Главная | Обратная связь | Поможем написать вашу работу!
МегаЛекции

Письмо С. Я. Виттенберга к товарищам накануне казни (10 августа 1879 г.)




Письмо С. Я. Виттенберга к товарищам накануне казни (10 августа 1879 г. )

Мои друзья!

Мне, конечно, не хочется умереть, и сказать, что я умираю охотно, было бы с моей стороны ложью, но это последнее обстоятельство пусть не бросает тени на мою веру и стойкость моих убеждений: вспомните, что самым высшим примером человеколюбия и самопожертвования был, без сомнения, Спаситель; однако и он молился: «и да минует меня чаша сия». Следовательно, как могу и я не молиться о том же? Тем не менее и я, подобно ему, говорю себе: «если иначе нельзя, если для того, чтобы восторжествовал социализм, необходимо, чтобы пролилась кровь моя, если переход из настоящего строя в лучший не возможен иначе, как только перешагнувши через наши трупы, то пусть наша кровь проливается, пусть она падет искуплением в пользу человечества; а что наша кровь послужит удобрением для той почвы, на которой взойдет семя социализма, что социализм восторжествует и восторжествует скоро, – это моя вера! » Тут опять вспоминаю слова Спасителя: «истинно говорю вам, что многие из находящихся здесь не вкусят смерти, как настанет царствие небесное», – я в этом убежден, как убежден в том, что земля движется. И когда я взойду на эшафот и веревка коснется моей шеи, то последняя моя мысль будет: «и все‑ таки она движется, и никому в мире не остановить ее движения! »

Р. S. Специальное послание к***

Если ты придаешь какое‑ либо значение моей воле, если считаешь священным мое последнее желание, то оставь всякую мысль о мести: «прости им, не знают бо, что творят». Это также знамение времени: ум их помутился, они видят, что скоро настанет другое время, и не знают, как отвратить его. Еще раз прошу тебя, оставь всякую мысль о мести!

 

Речь М. П. Овчинникова[204] в Киевском военно‑ окружном суде (7 июля 1879 г. )
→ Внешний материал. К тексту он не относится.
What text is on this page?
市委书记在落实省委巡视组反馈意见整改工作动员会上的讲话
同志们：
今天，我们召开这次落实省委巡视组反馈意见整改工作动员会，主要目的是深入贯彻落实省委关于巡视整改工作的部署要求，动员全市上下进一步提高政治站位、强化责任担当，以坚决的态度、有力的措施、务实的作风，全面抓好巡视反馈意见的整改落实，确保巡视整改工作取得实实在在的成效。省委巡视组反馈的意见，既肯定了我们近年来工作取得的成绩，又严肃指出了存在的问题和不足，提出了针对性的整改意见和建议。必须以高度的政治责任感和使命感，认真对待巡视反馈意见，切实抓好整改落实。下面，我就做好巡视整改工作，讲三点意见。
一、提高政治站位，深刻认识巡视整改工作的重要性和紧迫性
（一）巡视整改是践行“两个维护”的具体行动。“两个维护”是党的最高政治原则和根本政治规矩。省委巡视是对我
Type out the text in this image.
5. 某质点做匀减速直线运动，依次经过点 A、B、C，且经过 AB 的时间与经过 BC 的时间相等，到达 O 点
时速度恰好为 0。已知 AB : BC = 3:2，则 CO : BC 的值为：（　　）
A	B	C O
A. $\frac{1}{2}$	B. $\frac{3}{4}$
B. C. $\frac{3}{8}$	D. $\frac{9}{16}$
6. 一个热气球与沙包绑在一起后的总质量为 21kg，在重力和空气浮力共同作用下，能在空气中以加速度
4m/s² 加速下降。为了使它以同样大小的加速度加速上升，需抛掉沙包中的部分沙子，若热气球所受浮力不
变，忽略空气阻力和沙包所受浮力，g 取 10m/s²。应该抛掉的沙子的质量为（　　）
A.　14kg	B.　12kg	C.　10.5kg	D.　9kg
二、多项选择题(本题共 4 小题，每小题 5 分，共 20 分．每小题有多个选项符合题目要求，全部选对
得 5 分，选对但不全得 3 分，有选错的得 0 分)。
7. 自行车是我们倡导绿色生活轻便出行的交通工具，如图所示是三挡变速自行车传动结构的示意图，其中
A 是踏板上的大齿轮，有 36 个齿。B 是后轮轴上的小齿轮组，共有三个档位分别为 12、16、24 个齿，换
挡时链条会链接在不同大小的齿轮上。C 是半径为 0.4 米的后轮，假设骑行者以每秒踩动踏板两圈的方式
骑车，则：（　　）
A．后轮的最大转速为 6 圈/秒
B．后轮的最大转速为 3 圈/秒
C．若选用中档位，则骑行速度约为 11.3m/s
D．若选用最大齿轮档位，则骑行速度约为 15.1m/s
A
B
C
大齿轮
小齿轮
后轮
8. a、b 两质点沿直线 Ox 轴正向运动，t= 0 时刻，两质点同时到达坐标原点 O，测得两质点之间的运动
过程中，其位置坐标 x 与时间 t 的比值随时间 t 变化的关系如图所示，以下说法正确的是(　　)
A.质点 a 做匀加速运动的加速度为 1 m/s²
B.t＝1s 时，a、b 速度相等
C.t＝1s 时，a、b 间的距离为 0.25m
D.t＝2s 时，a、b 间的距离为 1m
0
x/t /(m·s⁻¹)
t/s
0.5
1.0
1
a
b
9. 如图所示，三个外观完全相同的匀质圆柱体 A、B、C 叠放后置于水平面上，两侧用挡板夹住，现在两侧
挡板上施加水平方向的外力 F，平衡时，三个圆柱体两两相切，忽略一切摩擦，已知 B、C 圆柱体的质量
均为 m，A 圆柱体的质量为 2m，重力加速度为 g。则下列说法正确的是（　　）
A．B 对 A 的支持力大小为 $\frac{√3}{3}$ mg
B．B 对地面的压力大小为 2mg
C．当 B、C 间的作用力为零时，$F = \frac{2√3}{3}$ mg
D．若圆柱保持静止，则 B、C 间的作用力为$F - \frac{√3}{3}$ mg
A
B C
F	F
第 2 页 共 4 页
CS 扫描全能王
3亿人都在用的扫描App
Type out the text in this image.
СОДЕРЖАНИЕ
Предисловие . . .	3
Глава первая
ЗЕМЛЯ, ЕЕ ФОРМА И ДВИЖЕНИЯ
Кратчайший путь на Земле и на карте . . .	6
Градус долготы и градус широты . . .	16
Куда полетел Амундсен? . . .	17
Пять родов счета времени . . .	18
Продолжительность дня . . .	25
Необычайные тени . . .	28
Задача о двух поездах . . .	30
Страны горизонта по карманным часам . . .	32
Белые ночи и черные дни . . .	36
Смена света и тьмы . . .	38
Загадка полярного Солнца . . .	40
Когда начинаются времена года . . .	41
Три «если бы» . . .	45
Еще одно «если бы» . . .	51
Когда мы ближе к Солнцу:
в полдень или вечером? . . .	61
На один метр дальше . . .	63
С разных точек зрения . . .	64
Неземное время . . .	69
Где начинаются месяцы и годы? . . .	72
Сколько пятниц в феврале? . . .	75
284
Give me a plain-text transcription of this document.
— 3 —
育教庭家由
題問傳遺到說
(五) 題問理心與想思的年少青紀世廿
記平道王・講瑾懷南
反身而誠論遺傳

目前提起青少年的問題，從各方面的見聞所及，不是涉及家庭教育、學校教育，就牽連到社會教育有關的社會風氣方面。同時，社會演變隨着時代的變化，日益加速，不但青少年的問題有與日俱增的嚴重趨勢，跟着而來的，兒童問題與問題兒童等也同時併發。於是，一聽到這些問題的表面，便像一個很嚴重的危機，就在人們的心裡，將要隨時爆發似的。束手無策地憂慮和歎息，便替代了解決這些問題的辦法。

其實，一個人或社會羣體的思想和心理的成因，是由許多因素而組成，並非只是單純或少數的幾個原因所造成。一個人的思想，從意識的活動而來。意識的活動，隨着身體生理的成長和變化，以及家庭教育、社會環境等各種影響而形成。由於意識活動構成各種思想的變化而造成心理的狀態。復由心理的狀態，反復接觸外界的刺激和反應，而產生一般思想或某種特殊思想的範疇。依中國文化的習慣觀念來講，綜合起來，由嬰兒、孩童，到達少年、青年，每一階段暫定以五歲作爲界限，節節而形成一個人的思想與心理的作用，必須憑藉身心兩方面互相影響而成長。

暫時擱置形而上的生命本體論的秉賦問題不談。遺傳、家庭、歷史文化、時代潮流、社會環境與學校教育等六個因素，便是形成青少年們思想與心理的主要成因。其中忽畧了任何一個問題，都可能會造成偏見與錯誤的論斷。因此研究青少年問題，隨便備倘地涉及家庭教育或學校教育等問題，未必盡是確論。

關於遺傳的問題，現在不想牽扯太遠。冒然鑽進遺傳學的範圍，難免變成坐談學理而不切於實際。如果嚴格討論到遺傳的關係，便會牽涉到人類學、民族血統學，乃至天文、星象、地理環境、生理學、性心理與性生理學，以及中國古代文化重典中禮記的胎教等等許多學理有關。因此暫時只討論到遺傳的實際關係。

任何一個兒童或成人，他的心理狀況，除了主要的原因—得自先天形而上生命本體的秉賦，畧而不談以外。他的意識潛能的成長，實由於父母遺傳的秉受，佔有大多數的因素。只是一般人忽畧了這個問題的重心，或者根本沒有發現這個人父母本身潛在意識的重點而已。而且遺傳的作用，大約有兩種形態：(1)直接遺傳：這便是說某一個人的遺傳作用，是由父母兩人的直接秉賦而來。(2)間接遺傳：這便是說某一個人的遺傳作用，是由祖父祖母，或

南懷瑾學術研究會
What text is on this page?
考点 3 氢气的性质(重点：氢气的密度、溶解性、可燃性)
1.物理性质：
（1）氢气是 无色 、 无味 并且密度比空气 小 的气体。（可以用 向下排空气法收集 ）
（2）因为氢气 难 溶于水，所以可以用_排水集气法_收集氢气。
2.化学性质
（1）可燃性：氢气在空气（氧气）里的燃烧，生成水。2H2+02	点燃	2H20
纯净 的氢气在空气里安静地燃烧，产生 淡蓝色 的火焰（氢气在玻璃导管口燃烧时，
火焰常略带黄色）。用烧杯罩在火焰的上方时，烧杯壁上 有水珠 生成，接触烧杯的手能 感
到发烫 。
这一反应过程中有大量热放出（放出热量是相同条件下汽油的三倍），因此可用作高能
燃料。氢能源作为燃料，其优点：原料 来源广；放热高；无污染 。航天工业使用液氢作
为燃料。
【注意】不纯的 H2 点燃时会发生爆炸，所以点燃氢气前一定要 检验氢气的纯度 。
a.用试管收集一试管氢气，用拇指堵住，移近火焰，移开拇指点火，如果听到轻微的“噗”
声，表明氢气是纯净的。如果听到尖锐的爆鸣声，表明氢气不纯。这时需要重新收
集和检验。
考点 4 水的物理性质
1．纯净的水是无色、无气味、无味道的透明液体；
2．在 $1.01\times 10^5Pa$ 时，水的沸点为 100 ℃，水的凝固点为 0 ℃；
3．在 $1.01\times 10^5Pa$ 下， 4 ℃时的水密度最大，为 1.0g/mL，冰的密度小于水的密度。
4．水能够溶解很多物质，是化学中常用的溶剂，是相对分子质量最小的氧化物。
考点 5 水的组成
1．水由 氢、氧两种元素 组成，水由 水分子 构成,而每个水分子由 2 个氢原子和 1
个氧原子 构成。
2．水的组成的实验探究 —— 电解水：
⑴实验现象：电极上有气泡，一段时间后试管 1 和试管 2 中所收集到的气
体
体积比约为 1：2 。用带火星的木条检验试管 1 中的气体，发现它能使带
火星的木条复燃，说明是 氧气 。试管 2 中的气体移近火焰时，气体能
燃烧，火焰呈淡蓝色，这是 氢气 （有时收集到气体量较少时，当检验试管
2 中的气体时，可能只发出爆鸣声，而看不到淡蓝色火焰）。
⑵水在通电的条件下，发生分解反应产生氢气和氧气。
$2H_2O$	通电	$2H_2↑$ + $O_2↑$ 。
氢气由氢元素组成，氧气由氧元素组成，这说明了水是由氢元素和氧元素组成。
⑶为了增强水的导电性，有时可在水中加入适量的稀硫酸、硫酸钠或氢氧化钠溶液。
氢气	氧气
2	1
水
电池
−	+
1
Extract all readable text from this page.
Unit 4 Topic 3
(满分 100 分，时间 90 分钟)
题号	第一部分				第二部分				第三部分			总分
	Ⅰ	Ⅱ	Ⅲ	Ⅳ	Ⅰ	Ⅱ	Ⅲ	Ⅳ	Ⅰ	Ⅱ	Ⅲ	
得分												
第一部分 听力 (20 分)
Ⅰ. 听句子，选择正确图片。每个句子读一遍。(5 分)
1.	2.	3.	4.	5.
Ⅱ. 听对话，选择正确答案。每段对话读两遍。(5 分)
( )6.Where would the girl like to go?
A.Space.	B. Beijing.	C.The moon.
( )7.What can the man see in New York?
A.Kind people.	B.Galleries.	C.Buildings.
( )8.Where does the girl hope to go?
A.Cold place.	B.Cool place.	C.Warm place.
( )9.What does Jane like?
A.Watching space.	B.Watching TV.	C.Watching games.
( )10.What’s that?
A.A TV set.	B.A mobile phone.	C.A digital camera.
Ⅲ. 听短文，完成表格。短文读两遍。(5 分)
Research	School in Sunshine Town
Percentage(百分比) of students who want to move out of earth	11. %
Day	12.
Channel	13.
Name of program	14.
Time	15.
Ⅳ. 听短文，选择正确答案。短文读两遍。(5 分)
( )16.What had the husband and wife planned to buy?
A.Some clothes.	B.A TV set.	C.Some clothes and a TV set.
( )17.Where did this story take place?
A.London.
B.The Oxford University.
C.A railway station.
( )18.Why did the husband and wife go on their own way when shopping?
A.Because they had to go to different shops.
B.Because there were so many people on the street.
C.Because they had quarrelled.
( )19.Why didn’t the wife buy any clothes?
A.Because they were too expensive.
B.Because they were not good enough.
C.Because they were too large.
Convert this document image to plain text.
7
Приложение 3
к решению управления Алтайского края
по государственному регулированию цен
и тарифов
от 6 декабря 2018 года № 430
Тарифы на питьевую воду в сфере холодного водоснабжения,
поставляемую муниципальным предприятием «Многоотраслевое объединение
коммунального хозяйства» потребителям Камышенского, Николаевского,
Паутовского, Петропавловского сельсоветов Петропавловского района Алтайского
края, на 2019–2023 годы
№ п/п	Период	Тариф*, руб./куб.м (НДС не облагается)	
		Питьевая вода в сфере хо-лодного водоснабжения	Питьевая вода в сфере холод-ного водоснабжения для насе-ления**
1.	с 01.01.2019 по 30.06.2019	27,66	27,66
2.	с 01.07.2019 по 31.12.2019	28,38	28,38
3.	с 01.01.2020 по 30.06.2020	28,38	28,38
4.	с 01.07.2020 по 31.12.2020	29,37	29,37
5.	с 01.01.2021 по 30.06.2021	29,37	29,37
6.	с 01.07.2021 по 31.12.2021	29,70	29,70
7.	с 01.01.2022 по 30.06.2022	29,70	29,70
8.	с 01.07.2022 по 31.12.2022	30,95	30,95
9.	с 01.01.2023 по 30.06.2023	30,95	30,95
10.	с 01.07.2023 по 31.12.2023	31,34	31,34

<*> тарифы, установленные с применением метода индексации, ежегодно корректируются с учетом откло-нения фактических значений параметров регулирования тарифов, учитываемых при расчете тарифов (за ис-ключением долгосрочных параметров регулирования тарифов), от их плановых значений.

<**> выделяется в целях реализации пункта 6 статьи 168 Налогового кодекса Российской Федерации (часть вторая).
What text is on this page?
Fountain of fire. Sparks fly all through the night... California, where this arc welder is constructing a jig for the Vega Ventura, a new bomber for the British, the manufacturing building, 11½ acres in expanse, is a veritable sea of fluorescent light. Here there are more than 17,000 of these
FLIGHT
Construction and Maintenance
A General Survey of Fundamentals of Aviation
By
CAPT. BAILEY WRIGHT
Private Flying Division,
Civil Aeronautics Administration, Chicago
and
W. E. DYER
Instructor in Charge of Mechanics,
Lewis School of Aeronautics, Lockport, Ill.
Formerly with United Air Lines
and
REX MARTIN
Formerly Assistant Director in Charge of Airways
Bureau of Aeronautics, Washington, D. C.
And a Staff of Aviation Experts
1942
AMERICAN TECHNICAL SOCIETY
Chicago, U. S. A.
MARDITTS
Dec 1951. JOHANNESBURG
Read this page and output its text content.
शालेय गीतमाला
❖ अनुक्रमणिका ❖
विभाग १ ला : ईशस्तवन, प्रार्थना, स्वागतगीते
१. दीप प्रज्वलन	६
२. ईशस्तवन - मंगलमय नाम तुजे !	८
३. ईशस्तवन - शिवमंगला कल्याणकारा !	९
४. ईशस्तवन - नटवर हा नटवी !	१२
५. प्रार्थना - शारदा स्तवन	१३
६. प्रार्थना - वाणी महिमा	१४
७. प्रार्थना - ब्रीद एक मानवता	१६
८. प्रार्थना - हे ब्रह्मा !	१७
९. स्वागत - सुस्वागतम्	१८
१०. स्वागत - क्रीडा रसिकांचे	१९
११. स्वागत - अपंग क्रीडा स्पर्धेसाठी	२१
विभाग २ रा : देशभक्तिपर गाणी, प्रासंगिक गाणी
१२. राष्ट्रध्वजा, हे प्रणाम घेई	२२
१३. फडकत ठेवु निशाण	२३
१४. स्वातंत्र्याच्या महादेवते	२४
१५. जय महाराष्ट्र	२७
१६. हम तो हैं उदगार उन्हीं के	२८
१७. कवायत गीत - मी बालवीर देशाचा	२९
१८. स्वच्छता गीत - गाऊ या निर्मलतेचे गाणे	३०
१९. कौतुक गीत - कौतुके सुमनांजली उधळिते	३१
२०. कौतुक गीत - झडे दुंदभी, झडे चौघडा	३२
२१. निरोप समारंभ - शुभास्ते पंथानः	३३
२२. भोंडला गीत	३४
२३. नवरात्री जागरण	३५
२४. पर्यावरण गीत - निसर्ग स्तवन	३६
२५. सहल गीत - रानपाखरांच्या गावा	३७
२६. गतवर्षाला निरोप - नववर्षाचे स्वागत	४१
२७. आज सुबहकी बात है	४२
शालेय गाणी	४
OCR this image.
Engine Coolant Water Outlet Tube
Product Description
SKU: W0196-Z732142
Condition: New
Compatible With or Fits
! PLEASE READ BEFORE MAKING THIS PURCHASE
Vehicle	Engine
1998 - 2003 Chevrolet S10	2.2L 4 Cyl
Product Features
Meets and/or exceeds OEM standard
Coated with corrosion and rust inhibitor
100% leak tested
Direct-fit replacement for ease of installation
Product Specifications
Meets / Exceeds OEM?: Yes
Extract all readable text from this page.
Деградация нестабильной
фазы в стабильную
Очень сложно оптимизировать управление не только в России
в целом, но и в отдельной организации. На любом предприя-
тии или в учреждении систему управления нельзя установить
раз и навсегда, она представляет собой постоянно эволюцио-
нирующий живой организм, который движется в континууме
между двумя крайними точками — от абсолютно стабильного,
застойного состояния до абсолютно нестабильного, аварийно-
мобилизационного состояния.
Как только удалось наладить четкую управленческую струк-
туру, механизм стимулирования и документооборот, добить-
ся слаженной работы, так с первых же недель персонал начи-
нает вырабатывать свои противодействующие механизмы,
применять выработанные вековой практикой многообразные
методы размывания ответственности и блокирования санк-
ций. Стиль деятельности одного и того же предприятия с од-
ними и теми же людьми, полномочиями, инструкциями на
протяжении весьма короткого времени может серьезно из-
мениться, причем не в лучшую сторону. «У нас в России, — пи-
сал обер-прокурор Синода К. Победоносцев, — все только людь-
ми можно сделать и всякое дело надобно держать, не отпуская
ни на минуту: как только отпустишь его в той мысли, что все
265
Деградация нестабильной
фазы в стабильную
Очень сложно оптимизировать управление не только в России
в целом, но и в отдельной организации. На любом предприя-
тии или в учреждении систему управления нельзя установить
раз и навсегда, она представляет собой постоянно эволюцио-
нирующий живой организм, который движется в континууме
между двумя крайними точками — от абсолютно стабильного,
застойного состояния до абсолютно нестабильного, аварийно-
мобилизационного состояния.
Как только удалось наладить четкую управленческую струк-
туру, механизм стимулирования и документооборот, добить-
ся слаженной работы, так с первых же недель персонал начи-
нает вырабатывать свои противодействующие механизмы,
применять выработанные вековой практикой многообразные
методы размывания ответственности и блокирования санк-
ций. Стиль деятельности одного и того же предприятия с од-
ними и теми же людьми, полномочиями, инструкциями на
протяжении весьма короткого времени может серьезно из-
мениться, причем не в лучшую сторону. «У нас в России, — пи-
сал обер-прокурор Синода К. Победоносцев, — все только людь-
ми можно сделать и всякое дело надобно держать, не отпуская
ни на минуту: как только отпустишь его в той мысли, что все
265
Овчинников: Гг. судьи! Много народу погибло в России в течение последних лет – и по суду, и без суда! И народ все различный: разных полов, разных возрастов, разных званий и состояний, от профессора до гимназиста, от ученого до еле грамотного, от князя до рабочего, крестьянина. Но, несмотря на многочисленность этих жертв, теперь, гг. судьи, перед вами первый пример в своем роде. Гг. прокуроры, желая опозорить, унизить русских революционеров‑ социалистов, ни перед чем не останавливаются и с особенной любовью набрасываются на те случаи, где, по их мнению, можно бросить камень в прошлое социалиста, где для них представляется хоть малейшая возможность представить в черном виде нравственный облик подсудимого. […]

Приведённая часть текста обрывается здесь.